I'm looking to do this as well, but with LiDAR data from a different state. Didn't find too much in the way of how to do that was recent. Did you follow any tutorials to figure out how to do this?
So best I can remember (this was almost 2 years ago tbf) I didn't follow a specific tutorial to do it in BeamNG, a lot of it was general tutorials and trail/error. I'm not fresh enough to give a detailed explanation, but I can do my best to give you an overview and point you in the right direction. Assuming you already have your LiDAR data acquired, next step will be to load it into a point-cloud reader. I used CloudCompare for this project (open-source and free to download). Depending on how the data is setup, you may have to exclude some layers until you only have the ground layer.

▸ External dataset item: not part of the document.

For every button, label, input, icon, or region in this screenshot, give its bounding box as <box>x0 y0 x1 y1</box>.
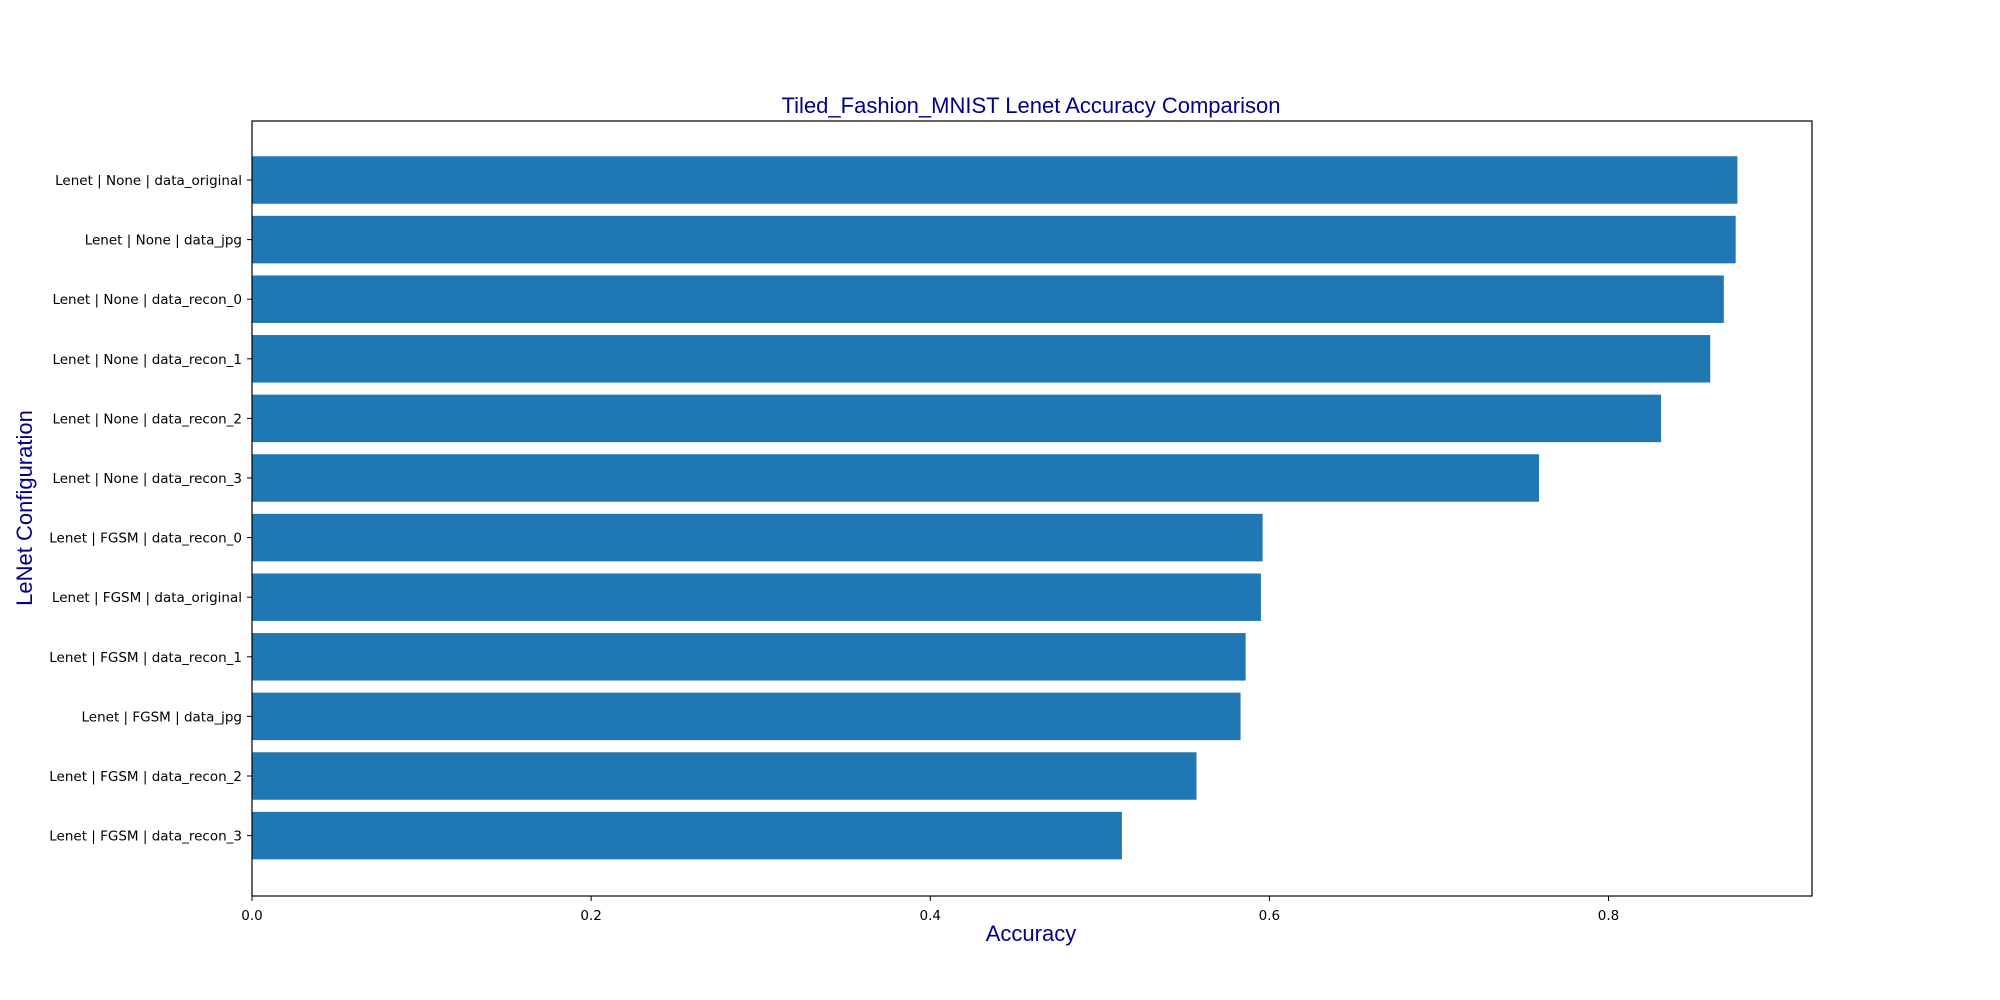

For example, mine had layers for creeks/trees etc, which had to be filtered out. (Sidebar, it would be interesting to see if there would be some method to use that extra data to place forest objects!) From there, you'll need to bake the point-cloud into a mesh, which you can actually use in Blender. Depending on the detail level of your lidar data and your PC specs, this could be a lengthy process.Once you get through that, the complicated part is pretty much done. Next you'll just need to import the mesh into blender, and then create a heightmap from the terrain mesh (1024x1024 px, 4096x4096 px, etc). The difficult part here can be getting the elevation/z-axis scaling right when you generate the terrain from the heightmap in BeamNG. You may have to adjust the heightmap settings in Blender a bit and do some trial/error until you get to a scaling you're happy with. Perhaps there is a better/more accurate way to do this, but I'm not sure. So instead of searching for Beam specific tutorials, frame your searches more like "How to get a pointcloud from LiDAR data", "How to convert a pointcloud to mesh in CloudCompare", "How to create a heightmap in Blender" etc etc (I'm pretty sure there are some Beam specific tutorials for that one) Hopefully that helps!